At this point, `X_train` and `X_valid` both have 20 columns and 20 elements in each row. Note that some of the elements could be null padding.

In [7]:
from keras.models import Sequential
from keras.layers import Flatten, Dense

DIM = 8

# create a Sequential model
model = Sequential()
# lets add our Embedding layer
model.add( Embedding(VOCAB_SIZE, DIM, input_length= EMBED_SIZE) )

# our output is a 3D tensor of shape (samples, VOCAB_SIZE, EMBED_SIZE)
# we will flatten it into a 2D tensor of shape (samples, VOCAB_SIZE * EMBED_SIZE)
model.add( Flatten() )

# Let's add a classifier.
model.add( Dense(1, activation='sigmoid') )
model.compile( optimizer='adam', loss='binary_crossentropy', metrics=['acc'] )

model.summary()

history = model.fit(
    X_train,
    y_train,
    epochs=3,
    batch_size=32,
    validation_split=0.2
)

_________________________________________________________________
Layer (type)                 Output Shape              Param #   
embedding_2 (Embedding)      (None, 20, 8)             80000     
_________________________________________________________________
flatten_1 (Flatten)          (None, 160)               0         
_________________________________________________________________
dense_1 (Dense)              (None, 1)                 161       
Total params: 80,161
Trainable params: 80,161
Non-trainable params: 0
_________________________________________________________________
Train on 20000 samples, validate on 5000 samples
Epoch 1/3
Epoch 2/3
Epoch 3/3


Our classifier has a validation accuracy of about 75%. Note that we make use of only the first 20 words in each review. We are also flattening our embedding and passing it to a single Dense layer, which treats each word separately without taking into consideration the ordering of the words in the sequence.

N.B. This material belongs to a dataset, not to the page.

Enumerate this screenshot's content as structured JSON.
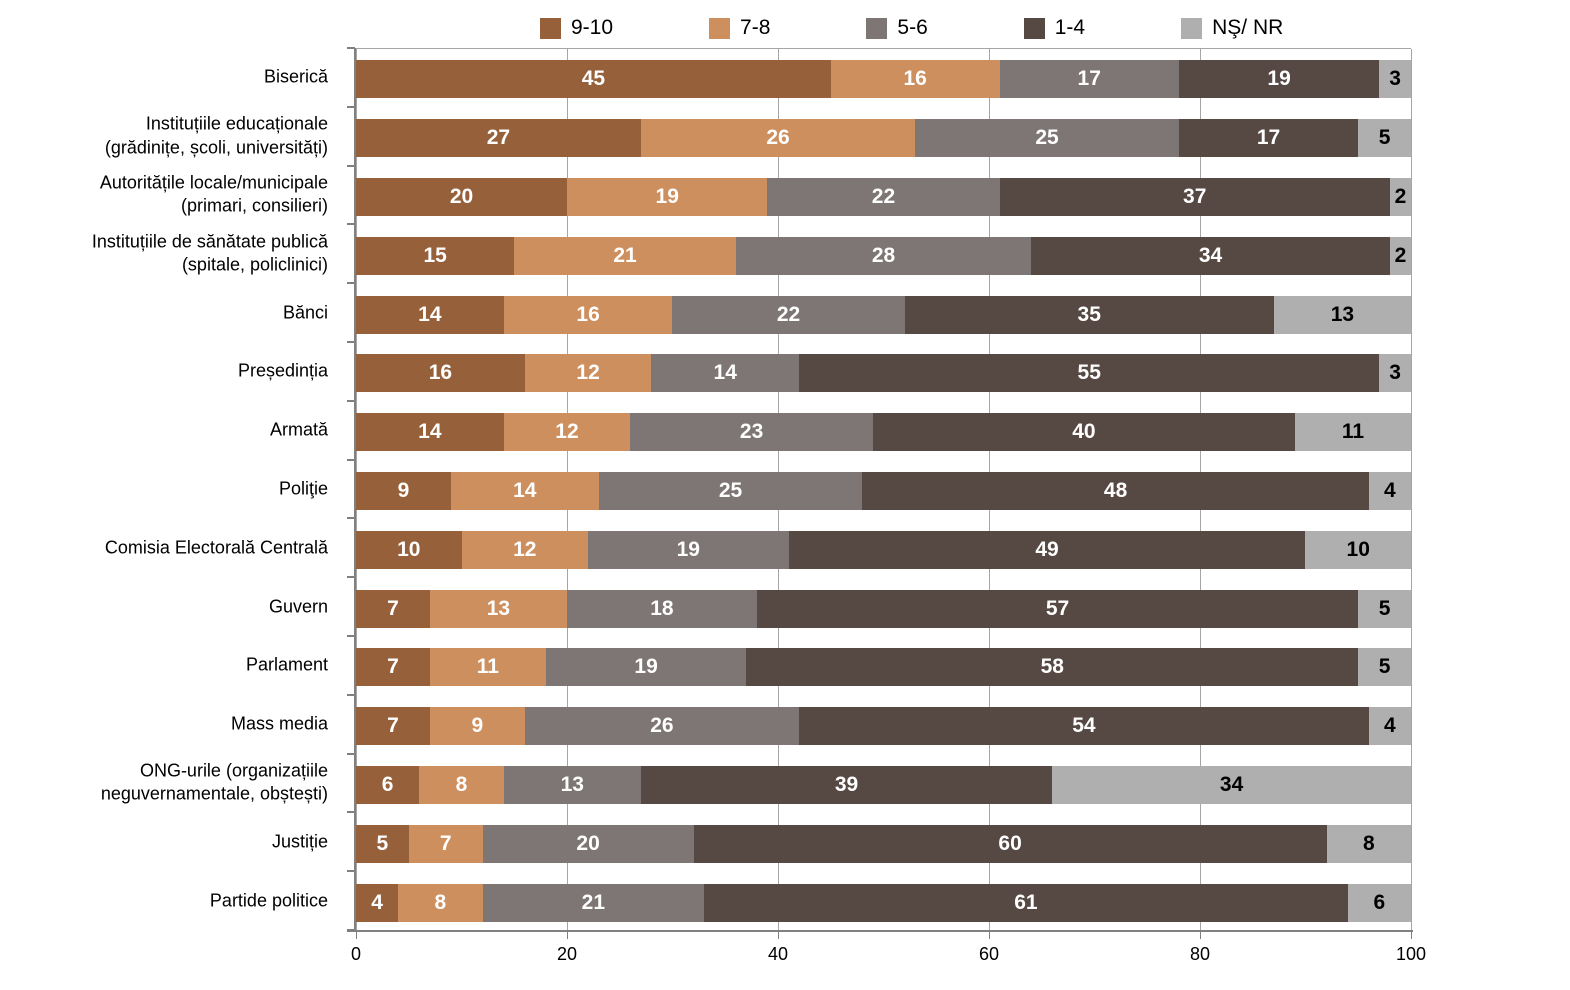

It would be much better to use a recurrent layer or 1D convolution which will take the sequence of the words into consideration.

# Without Embeddings
It is always good to have a control experiment. What if we used our Bag-of-Words without an embedding? In the following model, we will replace our embedding with a `Dense` layer, and we will set our output neurons to the same as the embedding size just to keep things uniform.

In [8]:
from keras.models import Sequential
from keras.layers import Flatten, Dense

DIM = 8

# create a Sequential model
model = Sequential()
# lets add our Dense layer
model.add( Dense(DIM, activation='relu', input_shape=(EMBED_SIZE,)) )


# Let's add a classifier.
model.add( Dense(1, activation='sigmoid') )
model.compile( optimizer='adam', loss='binary_crossentropy', metrics=['acc'] )

model.summary()

history = model.fit(
    X_train,
    y_train,
    epochs=3,
    batch_size=32,
    validation_split=0.2
)

_________________________________________________________________
Layer (type)                 Output Shape              Param #   
dense_2 (Dense)              (None, 8)                 168       
_________________________________________________________________
dense_3 (Dense)              (None, 1)                 9         
Total params: 177
Trainable params: 177
Non-trainable params: 0
_________________________________________________________________
Train on 20000 samples, validate on 5000 samples
Epoch 1/3
Epoch 2/3
Epoch 3/3


In this run, our validation accuracy was just under 50%!